The study involved 510 patients in a cardiology specialty program who were followed for one year after initial 1-25 OHD₂ levels were obtained. Half of the patients were in the end stages of CHF, and approximately 20% (including those with CHF) had diabetes and/or renal failure. 1-25 OHD₂ levels were assessed in quintiles, and those in the lowest quintile were more likely to have CHF, diabetes, hypertension and renal failure. The presence of renal failure is important because 1-25 OHD₂ is synthesized in the kidney such that patients with sufficient circulating 25 OHD would still be deficient in 1-25 OHD₂ if they also had renal failure.

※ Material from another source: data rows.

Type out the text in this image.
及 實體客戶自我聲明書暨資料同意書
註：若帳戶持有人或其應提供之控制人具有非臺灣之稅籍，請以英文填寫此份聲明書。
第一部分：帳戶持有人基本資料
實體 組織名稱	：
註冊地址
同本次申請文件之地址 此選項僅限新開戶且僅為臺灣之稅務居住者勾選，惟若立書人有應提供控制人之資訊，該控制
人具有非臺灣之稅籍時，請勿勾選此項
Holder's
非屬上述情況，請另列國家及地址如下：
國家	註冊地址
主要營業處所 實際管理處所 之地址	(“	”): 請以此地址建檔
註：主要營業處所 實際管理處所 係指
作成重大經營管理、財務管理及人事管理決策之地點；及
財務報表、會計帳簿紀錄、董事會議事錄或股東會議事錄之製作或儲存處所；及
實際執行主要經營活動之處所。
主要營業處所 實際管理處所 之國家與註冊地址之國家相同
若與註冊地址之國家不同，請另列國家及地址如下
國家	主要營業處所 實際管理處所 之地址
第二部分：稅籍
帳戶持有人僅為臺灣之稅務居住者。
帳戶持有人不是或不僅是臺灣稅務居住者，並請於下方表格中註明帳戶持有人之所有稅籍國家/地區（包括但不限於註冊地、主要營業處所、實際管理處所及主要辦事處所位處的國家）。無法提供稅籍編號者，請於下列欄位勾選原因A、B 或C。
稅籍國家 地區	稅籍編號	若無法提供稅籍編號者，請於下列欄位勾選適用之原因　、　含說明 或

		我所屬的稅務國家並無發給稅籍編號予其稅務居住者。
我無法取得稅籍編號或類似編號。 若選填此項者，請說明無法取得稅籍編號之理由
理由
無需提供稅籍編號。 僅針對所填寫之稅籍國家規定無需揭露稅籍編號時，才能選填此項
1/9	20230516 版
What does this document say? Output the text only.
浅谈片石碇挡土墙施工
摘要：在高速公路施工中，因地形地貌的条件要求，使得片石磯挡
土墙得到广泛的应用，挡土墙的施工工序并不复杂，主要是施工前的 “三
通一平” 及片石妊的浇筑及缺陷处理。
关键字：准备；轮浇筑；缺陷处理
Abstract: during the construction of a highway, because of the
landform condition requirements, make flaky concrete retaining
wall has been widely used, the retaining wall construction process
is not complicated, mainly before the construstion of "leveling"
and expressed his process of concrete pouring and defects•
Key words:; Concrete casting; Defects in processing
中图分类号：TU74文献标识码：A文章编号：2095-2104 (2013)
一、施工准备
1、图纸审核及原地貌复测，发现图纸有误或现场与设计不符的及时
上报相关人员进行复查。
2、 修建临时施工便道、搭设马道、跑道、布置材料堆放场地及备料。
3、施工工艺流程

Overall, 16% of the patients did not survive one year, and there was a strong association between quintiles of 1-25 OHD₂. A cut-off value of 25 ng/L provided the best discrimination between survivors and non-survivors.

There is no need to begin a stampede of measurements of 1-25 OHD₂! Provided there is good renal function, chronic kidney disease stage 3 or higher, the kidney will maintain the capacity to synthesize this hormone, provided of course there is adequate 25 OHD. Given the 1,000:1 difference in circulating levels of the two metabolites, your patient with normal renal function would have to be dramatically vitamin D deficient to end up with low levels of 1-25 OHD₂. By that time, the patient will likely have clinical symptoms such as myopathy, the serum phosphate will be low, and alkaline phosphatase will be elevated. (Caveat — you also need parathyroid hormone to convert 25 OHD to 1-25 OHD₂.)

Zittermann A. Clin Chem. 2009;55:1163-1170.